Body temperature rises to 37.8-38.7 ° C. As with any other acute disease of the abdominal cavity, three criteria are of great importance: the state of the pulse, the tongue and the abdomen. With acute appendicitis, the pulse in the first day stably increases to 90-100 beats / min, the tongue is at first clothed and moist, but soon becomes dry. Naturally, the study of the stomach is crucial. The place of greatest soreness depends to a certain extent on the location of the appendage. In most patients, a slight tapping on the abdominal wall helps to locate the site of pain localization. The feeling of the belly is best done not with fingertips or even fingers, but with a "flat hand", because it is logical to look for a painful area, not a painful point, without clearly defined boundaries. In acute appendicitis, the symptoms of Sitkovsky (strengthening of pain in the right iliac region with the patient on the left side) and rovsing (the pain in the cecal region with jerking in the left ileal region) are crucial. Sharp soreness is usually combined with protective muscle tension in a limited area. In the initial stages, the Shchetkin-Blumberg symptom appears in the right ileal region, and as the process spreads, it is found on the left, and also in the upper abdomen.
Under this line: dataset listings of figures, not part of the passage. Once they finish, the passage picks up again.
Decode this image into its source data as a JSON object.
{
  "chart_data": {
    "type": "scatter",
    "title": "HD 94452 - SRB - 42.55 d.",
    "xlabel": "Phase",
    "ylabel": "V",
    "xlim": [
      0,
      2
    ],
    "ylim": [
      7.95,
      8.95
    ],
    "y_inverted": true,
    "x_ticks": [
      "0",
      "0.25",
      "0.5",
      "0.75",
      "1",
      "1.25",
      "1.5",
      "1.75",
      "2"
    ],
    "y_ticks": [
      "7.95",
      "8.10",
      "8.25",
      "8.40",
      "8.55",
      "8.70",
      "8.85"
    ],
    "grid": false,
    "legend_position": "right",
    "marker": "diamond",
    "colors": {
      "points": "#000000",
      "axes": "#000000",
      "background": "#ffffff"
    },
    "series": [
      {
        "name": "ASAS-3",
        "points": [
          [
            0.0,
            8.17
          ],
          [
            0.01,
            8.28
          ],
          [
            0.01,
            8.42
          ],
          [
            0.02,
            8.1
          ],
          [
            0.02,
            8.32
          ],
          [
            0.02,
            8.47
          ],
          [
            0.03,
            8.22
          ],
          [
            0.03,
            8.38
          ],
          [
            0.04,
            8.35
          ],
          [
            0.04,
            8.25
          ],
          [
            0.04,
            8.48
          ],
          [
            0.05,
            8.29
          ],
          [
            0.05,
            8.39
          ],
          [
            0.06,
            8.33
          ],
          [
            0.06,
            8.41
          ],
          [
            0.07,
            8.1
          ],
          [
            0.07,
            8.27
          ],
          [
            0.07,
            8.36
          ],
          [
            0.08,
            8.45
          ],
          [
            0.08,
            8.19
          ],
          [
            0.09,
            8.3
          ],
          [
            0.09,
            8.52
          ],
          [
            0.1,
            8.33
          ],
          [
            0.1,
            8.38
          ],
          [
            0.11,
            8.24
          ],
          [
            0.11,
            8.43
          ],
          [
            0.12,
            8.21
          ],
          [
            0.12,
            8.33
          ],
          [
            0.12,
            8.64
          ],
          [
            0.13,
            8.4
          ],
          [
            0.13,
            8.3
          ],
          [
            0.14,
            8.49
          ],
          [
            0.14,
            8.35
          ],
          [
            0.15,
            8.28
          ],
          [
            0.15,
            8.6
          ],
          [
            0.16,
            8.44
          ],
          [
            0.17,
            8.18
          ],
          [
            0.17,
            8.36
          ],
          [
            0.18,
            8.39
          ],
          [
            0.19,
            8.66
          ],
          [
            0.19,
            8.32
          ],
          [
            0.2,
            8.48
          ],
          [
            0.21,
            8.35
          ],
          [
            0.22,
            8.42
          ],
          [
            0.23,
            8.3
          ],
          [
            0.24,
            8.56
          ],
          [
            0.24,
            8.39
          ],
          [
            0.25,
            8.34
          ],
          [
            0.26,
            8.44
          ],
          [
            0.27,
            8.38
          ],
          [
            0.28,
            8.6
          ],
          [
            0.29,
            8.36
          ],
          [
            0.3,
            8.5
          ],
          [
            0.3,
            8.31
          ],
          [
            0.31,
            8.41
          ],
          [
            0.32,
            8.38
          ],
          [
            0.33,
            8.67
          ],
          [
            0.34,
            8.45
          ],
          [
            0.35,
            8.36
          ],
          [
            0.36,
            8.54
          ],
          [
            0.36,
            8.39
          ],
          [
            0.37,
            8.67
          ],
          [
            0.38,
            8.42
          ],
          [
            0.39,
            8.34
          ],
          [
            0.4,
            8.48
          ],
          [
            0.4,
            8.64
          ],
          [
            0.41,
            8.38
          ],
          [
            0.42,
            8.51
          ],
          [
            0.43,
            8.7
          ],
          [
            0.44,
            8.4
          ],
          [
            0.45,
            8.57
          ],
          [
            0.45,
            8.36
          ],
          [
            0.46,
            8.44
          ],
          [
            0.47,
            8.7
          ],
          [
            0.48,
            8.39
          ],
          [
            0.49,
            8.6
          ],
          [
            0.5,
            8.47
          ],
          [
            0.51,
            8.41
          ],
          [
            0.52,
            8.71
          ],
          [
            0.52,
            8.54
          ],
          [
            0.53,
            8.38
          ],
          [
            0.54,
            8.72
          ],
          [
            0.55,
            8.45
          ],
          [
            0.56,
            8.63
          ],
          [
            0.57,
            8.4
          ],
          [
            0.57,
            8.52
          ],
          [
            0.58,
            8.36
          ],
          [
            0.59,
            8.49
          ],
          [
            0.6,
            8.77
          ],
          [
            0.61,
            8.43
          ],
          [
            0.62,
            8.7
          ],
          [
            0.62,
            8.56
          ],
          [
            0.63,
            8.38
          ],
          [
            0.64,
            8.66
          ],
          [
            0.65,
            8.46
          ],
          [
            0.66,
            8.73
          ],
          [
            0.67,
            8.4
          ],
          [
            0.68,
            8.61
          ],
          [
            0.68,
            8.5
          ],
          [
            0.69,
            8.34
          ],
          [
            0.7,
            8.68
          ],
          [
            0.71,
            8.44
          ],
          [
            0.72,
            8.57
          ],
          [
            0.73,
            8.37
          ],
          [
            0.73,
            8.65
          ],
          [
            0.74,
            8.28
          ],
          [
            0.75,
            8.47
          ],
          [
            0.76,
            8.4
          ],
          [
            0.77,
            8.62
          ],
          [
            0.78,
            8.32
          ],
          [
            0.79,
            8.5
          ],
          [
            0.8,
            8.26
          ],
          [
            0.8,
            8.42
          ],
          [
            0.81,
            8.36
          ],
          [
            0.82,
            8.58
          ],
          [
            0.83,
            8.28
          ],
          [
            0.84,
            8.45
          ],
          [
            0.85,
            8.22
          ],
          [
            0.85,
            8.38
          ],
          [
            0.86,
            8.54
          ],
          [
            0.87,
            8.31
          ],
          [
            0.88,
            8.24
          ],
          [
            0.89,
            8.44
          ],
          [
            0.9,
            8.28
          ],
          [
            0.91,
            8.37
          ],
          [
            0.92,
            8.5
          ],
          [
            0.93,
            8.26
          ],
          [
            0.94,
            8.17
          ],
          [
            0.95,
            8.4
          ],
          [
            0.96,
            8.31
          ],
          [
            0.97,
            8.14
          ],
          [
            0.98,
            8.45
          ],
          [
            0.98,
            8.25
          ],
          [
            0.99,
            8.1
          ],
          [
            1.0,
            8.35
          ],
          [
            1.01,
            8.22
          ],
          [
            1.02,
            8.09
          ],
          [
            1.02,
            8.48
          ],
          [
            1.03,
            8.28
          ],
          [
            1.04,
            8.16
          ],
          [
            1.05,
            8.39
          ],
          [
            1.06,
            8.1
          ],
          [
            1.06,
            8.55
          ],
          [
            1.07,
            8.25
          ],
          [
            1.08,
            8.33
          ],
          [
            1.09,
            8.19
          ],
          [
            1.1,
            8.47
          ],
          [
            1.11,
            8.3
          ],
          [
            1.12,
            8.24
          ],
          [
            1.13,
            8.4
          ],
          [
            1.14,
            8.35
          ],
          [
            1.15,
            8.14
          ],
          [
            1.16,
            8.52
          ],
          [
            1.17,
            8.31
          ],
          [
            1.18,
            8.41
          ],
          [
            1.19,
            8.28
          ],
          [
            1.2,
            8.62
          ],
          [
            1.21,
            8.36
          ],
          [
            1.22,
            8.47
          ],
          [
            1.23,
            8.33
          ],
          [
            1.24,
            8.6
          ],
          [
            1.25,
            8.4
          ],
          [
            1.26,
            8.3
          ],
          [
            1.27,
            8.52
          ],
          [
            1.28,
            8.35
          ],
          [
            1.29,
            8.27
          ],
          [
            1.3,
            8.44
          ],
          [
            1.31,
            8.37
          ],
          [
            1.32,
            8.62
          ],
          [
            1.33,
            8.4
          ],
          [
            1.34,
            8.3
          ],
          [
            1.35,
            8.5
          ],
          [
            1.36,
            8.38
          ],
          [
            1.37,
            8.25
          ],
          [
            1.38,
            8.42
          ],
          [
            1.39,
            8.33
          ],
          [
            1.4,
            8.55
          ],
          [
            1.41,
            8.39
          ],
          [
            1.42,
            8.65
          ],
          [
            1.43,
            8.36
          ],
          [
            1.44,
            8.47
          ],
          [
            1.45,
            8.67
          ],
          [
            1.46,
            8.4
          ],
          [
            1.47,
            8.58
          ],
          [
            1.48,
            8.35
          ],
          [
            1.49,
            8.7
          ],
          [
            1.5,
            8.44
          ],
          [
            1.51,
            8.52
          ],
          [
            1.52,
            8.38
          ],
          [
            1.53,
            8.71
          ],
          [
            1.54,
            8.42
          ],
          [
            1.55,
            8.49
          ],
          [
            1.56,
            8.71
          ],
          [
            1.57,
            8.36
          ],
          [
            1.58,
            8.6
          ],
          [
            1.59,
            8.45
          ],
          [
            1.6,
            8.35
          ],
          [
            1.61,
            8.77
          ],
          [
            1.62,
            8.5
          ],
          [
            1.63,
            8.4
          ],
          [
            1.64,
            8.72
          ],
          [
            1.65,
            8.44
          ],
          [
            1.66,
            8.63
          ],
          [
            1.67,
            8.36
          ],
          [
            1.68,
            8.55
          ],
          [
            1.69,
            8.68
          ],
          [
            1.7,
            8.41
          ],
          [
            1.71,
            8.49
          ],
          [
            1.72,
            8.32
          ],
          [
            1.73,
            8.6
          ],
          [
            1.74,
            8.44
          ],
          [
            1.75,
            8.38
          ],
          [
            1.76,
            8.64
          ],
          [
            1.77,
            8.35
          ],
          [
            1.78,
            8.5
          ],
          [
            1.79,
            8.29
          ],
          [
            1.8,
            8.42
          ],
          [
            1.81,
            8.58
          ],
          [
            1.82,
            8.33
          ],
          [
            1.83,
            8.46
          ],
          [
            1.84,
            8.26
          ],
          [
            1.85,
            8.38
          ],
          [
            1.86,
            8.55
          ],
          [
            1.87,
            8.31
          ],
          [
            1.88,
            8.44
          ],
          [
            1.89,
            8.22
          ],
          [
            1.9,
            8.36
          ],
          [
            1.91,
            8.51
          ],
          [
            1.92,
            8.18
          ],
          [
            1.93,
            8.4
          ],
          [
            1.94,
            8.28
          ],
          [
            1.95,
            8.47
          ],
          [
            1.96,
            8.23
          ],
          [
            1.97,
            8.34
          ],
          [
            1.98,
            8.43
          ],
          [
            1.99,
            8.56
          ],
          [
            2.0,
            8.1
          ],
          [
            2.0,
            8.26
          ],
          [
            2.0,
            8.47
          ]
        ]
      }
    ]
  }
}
With gynecologic pelvioperitonitis, there are also symptoms of irritation of the peritoneum and protective tension of the abdominal muscles, however, local symptoms are less pronounced.
Laboratory data are not specific for acute appendicitis, as they reflect the presence of a pathological focus and the intensity of inflammation. However, in the study of blood, in contrast to purulent salpingitis, with acute appendicitis there is an hourly increase in the number of leukocytes, leukocytosis can reach 9-12 thousand.
Practitioners often have to make a differential diagnosis between acute salpingitis and ectopic pregnancy, especially in the case of formation of clotted hematomas and their suppuration, when the secondary secondary inflammatory changes mask the original disease.
The distinctive features of ectopic pregnancy are the following symptoms:
- in almost all patients there are violations of the menstrual cycle - more often delay in menstruation, followed by a long bloody discharge of smearing character; In this case, dubious and likely signs of pregnancy may appear in patients;
- pain has a characteristic irradiation in the rectum;
- often a periodic short-term impairment of consciousness (dizziness, fainting, etc.), erroneously associated, as a rule, with possible uterine pregnancy or household factors;
- in patients with ectopic pregnancy there are no clinical and laboratory signs of acute inflammation, and practically all of them have symptoms of chronic salpingo-oophoritis.
Differential diagnosis is assisted by the determination of chorionic gonadotropin in the blood and urine (in the laboratory or by rapid tests), and in a number of women, the use of echoscopy (visualization of a deciduously transformed endometrium or fetal egg outside the uterus). In case of doubt, a puncture of the posterior vaginal fornix or laparoscopy is recommended.
Rarely, acute purulent salpingitis must be differentiated with acute cholecystitis.
In 1930, Fitz-Hag-Curtis first described a series of observations of patients who had undergone laparotomy for acute cholecystitis (later, all had a diagnosis of gonococcal perihepatitis). Now it is known that chlamydia can also cause such damage. J. Henry-Suchet (1984) considers perihepatitis to be one of the characteristic signs of acute gonorrhea and chlamydial salpingitis. In this case, gynecological patients are often mistakenly diagnosed with cholecystitis and are treated with it.